A entendre Pascal Blain rappeler les perspectives climatiques - hivers moins froids, donc moins de neige, donc « moins d'eau stockée » -, on comprend que les risques sont bel et bien présents avec l'implantation actuelle. Celle-là même que l'ancien scieur de bois de Crotenay qui se veut le « représentant de la forêt silencieuse », Bernard Pouillard, critique parce que située sur un secteur productif au bois de qualité. Se basant sur les dernières ventes de bois et la « perte de ressources à long terme » pour la ville, il estime le prix de la forêt à près de 4 millions d'euros. Sensiblement plus que la fourchette de 1,9 à 3 millions entendue lors des premières réunions.

Parlant juste après, le maire de Poligny, Dominique Bonnet, ne dira rien sur le sujet. Seulement que le village de cottages est « une chance à saisir ». S'enflammant comme un avocat, il trébucha sur un lapsus qui fit éclater la salle de rire, et... lui aussi : il invoqua le « président Perny » en voulant parler de son successeur, l'actuel patron du Conseil départemental, Clément Pernot. Tentant de se rattraper, il en fit un second qui passa moins aperçu : « Quand l'investissement public est là, il ne faut pas le laisser passer ». Or, quelques minutes plus tôt, le président Pernot avait dit le contraire : « quand on manque d'investissement public, que la suppression des dotations de l'Etat est scandaleuse, l'investissement privé est fondamental, on n'a pas le droit de refuser une telle manne ».

« Surpris du blocage, de la redondance, des tirs de barrages presque systématiques... »

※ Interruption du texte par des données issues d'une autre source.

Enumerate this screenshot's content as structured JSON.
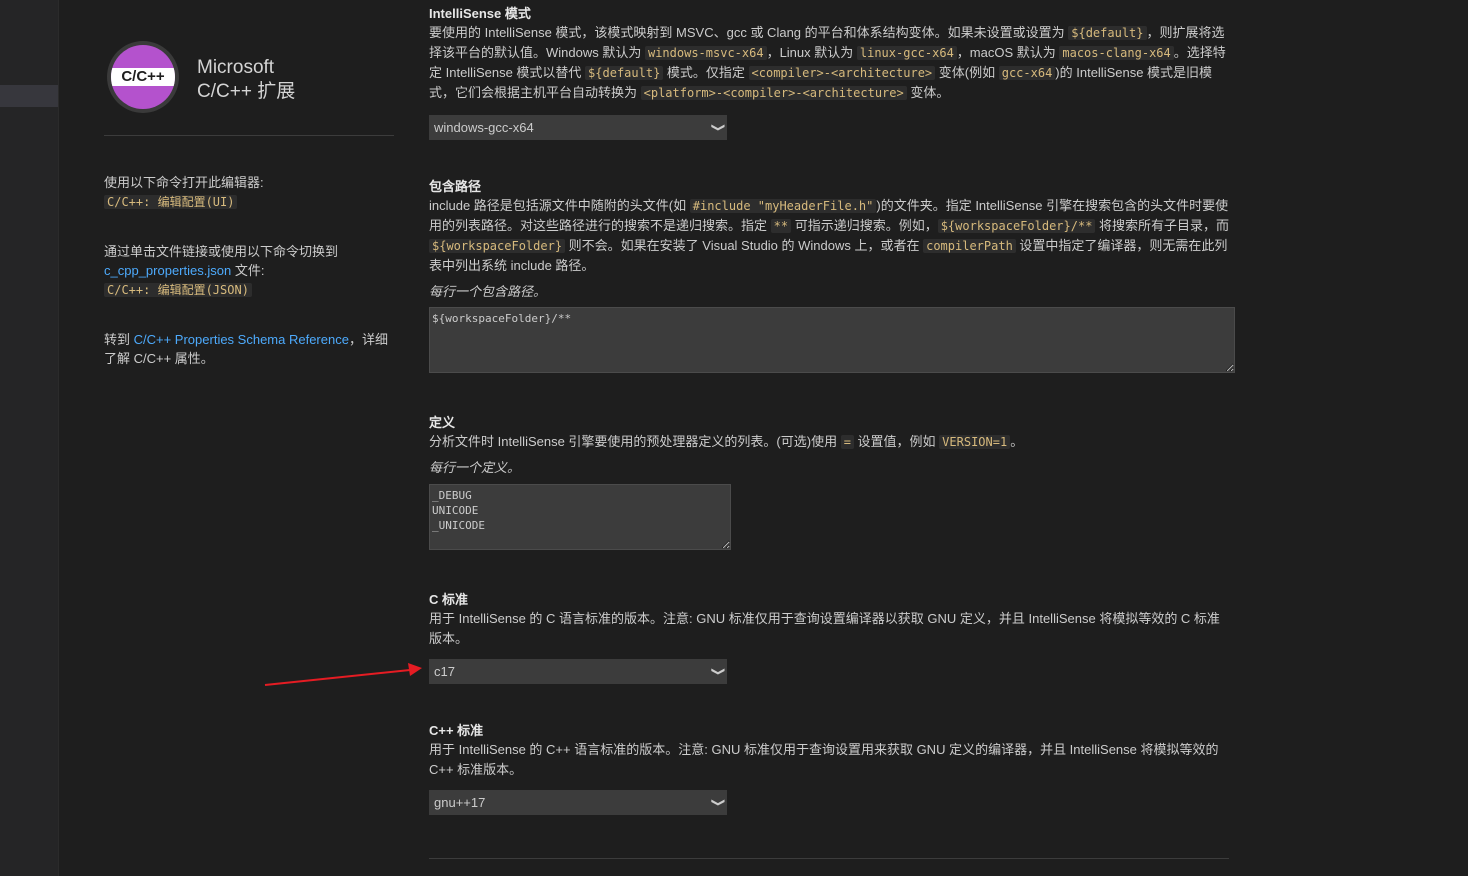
{
  "extension": {
    "logo_text": "C/C++",
    "title_line1": "Microsoft",
    "title_line2": "C/C++ 扩展"
  },
  "sidebar": {
    "open_with_text": "使用以下命令打开此编辑器:",
    "open_ui_command": "C/C++: 编辑配置(UI)",
    "switch_text": "通过单击文件链接或使用以下命令切换到",
    "json_link": "c_cpp_properties.json",
    "json_suffix": " 文件:",
    "open_json_command": "C/C++: 编辑配置(JSON)",
    "goto_prefix": "转到 ",
    "schema_link": "C/C++ Properties Schema Reference",
    "goto_suffix": "，详细了解 C/C++ 属性。"
  },
  "intellisense_mode": {
    "title": "IntelliSense 模式",
    "desc": [
      {
        "t": "要使用的 IntelliSense 模式，该模式映射到 MSVC、gcc 或 Clang 的平台和体系结构变体。如果未设置或设置为 "
      },
      {
        "c": "${default}"
      },
      {
        "t": "，则扩展将选择该平台的默认值。Windows 默认为 "
      },
      {
        "c": "windows-msvc-x64"
      },
      {
        "t": "，Linux 默认为 "
      },
      {
        "c": "linux-gcc-x64"
      },
      {
        "t": "，macOS 默认为 "
      },
      {
        "c": "macos-clang-x64"
      },
      {
        "t": "。选择特定 IntelliSense 模式以替代 "
      },
      {
        "c": "${default}"
      },
      {
        "t": " 模式。仅指定 "
      },
      {
        "c": "<compiler>-<architecture>"
      },
      {
        "t": " 变体(例如 "
      },
      {
        "c": "gcc-x64"
      },
      {
        "t": ")的 IntelliSense 模式是旧模式，它们会根据主机平台自动转换为 "
      },
      {
        "c": "<platform>-<compiler>-<architecture>"
      },
      {
        "t": " 变体。"
      }
    ],
    "value": "windows-gcc-x64"
  },
  "include_path": {
    "title": "包含路径",
    "desc": [
      {
        "t": "include 路径是包括源文件中随附的头文件(如 "
      },
      {
        "c": "#include \"myHeaderFile.h\""
      },
      {
        "t": ")的文件夹。指定 IntelliSense 引擎在搜索包含的头文件时要使用的列表路径。对这些路径进行的搜索不是递归搜索。指定 "
      },
      {
        "c": "**"
      },
      {
        "t": " 可指示递归搜索。例如，"
      },
      {
        "c": "${workspaceFolder}/**"
      },
      {
        "t": " 将搜索所有子目录，而 "
      },
      {
        "c": "${workspaceFolder}"
      },
      {
        "t": " 则不会。如果在安装了 Visual Studio 的 Windows 上，或者在 "
      },
      {
        "c": "compilerPath"
      },
      {
        "t": " 设置中指定了编译器，则无需在此列表中列出系统 include 路径。"
      }
    ],
    "hint": "每行一个包含路径。",
    "value": "${workspaceFolder}/**"
  },
  "defines": {
    "title": "定义",
    "desc": [
      {
        "t": "分析文件时 IntelliSense 引擎要使用的预处理器定义的列表。(可选)使用 "
      },
      {
        "c": "="
      },
      {
        "t": " 设置值，例如 "
      },
      {
        "c": "VERSION=1"
      },
      {
        "t": "。"
      }
    ],
    "hint": "每行一个定义。",
    "value": "_DEBUG\nUNICODE\n_UNICODE"
  },
  "c_standard": {
    "title": "C 标准",
    "desc": [
      {
        "t": "用于 IntelliSense 的 C 语言标准的版本。注意: GNU 标准仅用于查询设置编译器以获取 GNU 定义，并且 IntelliSense 将模拟等效的 C 标准版本。"
      }
    ],
    "value": "c17"
  },
  "cpp_standard": {
    "title": "C++ 标准",
    "desc": [
      {
        "t": "用于 IntelliSense 的 C++ 语言标准的版本。注意: GNU 标准仅用于查询设置用来获取 GNU 定义的编译器，并且 IntelliSense 将模拟等效的 C++ 标准版本。"
      }
    ],
    "value": "gnu++17"
  },
  "colors": {
    "background": "#1e1e1e",
    "link": "#4daafc",
    "code_text": "#d7ba7d",
    "input_bg": "#3c3c3c",
    "arrow": "#e51c23",
    "logo_purple": "#b452cd"
  }
}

Indiquant avoir « vu Pierre & Vacances et maintenu le principe d'un engagement avec de légères modifications », il annonce un nouveau vote de l'assemblée départementale après le débat public et lance aux opposants : « ne vous faites pas d'illusions ». Il est manifestement sur la même longueur d'onde que le président de la Chambre de commerce et d'industrie, Rémy Laurent, qui s'est dit « surpris du blocage et de la redondance de ceux qui ne laissent pas s'exprimer Pierre & Vacances sans l'interrompre, les tirs de barrages presque systématiques, le peu de suggestions ». Pour lui, les loyers qu'encaissera la SEM de la part du groupe ne peuvent se refuser : « c'est une évidence ».

Des suggestions, il y en aura. Patrice Girard, commerçant à Poligny, traceur de 18 pistes de VTT dans les forêts alentour, propose différents packs au groupe pour inclure la culture jurassienne : « Jurassic pack incluant séjour, visite de la grotte des Moidons et du musée de Champagnole, Alcoolic pack incluant la visite d'une cave bio, Caloric pack incluant la visite d'une fromagerie... Ça injecterait un petit million dans l'économie locale ».

« Où veut-on aller ? Une question dont on n'a jamais débattu »

Visé, l'unique viticulteur bio de la ville, opposant notoire au projet, Valentin Morel, répondra tout sourire ne pas « discriminer les clients, mais  le problème, c'est que je ne pourrai pas leur vendre car il manque 300 hectares de vigne dans le Jura ». On l'a déjà écrit ici, l'investissement pour les planter serait de 10 millions et la recettes annuelle d'autant, générant 152 équivalents emplois temps-plein. La conseillère régionale Brigitte Monnet, tête de liste départementale aux élections régionales de décembre, s'appuie sur la démonstration : « les collectivités doivent rencontrer les porteurs de projets alternatifs au même titre qu'elles ont rencontré Pierre & Vacances ».

En fait, la question est philosophique, explique Laurent Assathiany, membre comme Valentin Morel de l'association Initiatives Développement Jura : « Le projet Center parcs engage l'avenir du territoire et pose la question où veut-on aller dont on n'a jamais débattu. L'argent qui va être mis là ne le sera pas ailleurs. Il y a une question de choix à réfléchir. Car autant d'argent pour un seul projet est un vrai problème ». Et de suggérer qu'on regarde ailleurs : recyclage, économie circulaire, agriculture, transition énergétique... pour créer activités et emplois, car cette question est cruciale et il « comprend les entreprises qui ont le couteau sous la gorge ». Celles-la même qui, dans le bâtiment, s'apprêtent à se rapprocher pour répondre aux appels d'offre de Pierre & Vacances.